It's okay, guys. I don't need anyone to comment on my LJ.
I'm just... really down lately. I guess some would say that I feel guilty about lying to my mom about my progress report/ my chem grade/ my math grade/etc., but it's really not that. It's that suddenly I'm all icky and doubtful of myself and of my friends and of my purpose and since I'm soooo not like that it's weird and I'm not used to it, which makes it doubly unpleasant.
Today Heather was, simply, a bitch. I mean, I leave early yesterday. Everyone knows I'm not feeling too hot. Everyone asks me about it, and, to be honest, I expect it. I call on people's birthdays and I ask if they're sick and I expect the same courtesy. And I receive it, generally. But Heather- you know, whose birthday we all spent money on, the one I baked an entire pan of brownies for- barely spoke to me. Because apparently something's back on with her and Vaca.
And it's not that I care about her liking Philly better. I'm so over that. But the not caring? That really, really hurt.
So yeah, me? Not so hot in the friend department lately.
Aside from that, I got placed at a table where the collective average is a C, and this is supposed to help my average.
And in Khausinau it was fun because Khausinau is a fun class.
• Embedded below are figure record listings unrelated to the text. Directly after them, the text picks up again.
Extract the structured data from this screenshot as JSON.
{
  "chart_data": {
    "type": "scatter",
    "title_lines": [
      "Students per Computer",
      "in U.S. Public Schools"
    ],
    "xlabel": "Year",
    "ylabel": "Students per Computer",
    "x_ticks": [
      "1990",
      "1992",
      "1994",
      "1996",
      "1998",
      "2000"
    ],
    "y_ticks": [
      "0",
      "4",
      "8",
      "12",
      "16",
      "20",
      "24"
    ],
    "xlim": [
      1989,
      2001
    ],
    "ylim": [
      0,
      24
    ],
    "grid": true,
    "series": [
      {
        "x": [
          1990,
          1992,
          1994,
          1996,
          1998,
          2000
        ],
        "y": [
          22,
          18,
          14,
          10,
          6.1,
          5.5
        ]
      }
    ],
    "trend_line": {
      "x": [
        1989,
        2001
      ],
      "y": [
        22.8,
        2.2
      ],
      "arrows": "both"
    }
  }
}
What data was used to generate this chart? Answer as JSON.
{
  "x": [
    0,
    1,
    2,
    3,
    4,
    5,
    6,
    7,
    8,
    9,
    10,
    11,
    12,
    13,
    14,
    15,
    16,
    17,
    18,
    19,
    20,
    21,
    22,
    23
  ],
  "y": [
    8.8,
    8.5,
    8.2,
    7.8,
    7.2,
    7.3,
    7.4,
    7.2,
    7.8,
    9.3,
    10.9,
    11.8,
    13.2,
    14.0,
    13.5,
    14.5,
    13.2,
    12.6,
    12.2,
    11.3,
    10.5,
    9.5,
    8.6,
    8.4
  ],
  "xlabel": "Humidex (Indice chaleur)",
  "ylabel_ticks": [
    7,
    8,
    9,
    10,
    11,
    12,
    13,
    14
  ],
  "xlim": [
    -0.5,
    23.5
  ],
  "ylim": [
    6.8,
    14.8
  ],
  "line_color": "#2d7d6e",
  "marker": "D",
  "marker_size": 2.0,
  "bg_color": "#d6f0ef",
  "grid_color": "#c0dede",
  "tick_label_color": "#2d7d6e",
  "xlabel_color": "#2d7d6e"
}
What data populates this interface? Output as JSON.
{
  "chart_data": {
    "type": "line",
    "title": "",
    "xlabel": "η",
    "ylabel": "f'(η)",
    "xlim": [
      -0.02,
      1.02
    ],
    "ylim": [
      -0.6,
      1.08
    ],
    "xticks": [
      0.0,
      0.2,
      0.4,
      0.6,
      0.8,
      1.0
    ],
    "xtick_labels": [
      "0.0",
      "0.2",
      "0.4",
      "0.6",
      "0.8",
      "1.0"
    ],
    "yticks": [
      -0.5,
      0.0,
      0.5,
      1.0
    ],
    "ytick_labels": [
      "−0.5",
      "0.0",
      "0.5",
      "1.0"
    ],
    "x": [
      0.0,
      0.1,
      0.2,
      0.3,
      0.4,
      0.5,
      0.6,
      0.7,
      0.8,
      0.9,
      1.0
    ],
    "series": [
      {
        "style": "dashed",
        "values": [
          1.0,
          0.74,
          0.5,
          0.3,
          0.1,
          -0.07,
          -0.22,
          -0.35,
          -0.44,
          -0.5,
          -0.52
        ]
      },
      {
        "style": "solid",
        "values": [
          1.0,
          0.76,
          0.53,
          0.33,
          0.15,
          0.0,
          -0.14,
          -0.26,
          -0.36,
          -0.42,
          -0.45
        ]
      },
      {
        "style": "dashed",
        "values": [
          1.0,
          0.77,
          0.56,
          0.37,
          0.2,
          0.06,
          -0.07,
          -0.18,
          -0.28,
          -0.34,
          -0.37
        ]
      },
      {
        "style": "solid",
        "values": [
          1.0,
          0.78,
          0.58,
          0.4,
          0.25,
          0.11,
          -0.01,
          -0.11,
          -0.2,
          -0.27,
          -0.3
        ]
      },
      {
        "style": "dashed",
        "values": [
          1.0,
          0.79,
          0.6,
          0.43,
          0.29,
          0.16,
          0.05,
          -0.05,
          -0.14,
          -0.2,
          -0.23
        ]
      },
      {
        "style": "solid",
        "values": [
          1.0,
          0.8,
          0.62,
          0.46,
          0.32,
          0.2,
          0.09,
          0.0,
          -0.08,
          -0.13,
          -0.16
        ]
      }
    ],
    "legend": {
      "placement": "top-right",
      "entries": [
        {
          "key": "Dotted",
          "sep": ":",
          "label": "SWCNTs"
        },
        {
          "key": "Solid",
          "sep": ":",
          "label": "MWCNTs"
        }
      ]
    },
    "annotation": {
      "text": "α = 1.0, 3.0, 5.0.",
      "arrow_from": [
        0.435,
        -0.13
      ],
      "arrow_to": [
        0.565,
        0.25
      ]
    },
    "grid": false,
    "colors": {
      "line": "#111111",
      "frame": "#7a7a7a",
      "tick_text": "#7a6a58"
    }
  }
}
We read aloud Macbeth and I so can't wait 'til it's my turn to be Lady M. Because she rocks entirely on. And since I read somewhere that if Lena Olin could play any character, she'd choose Lady M, I soooo see SpyMommy when I read it. Which is actually all kinds of cool.
Walked home from the metro today, which was a not so long walk in 97º weather. Which is hot. And now I'm dizzy. And feeling mighty unloved.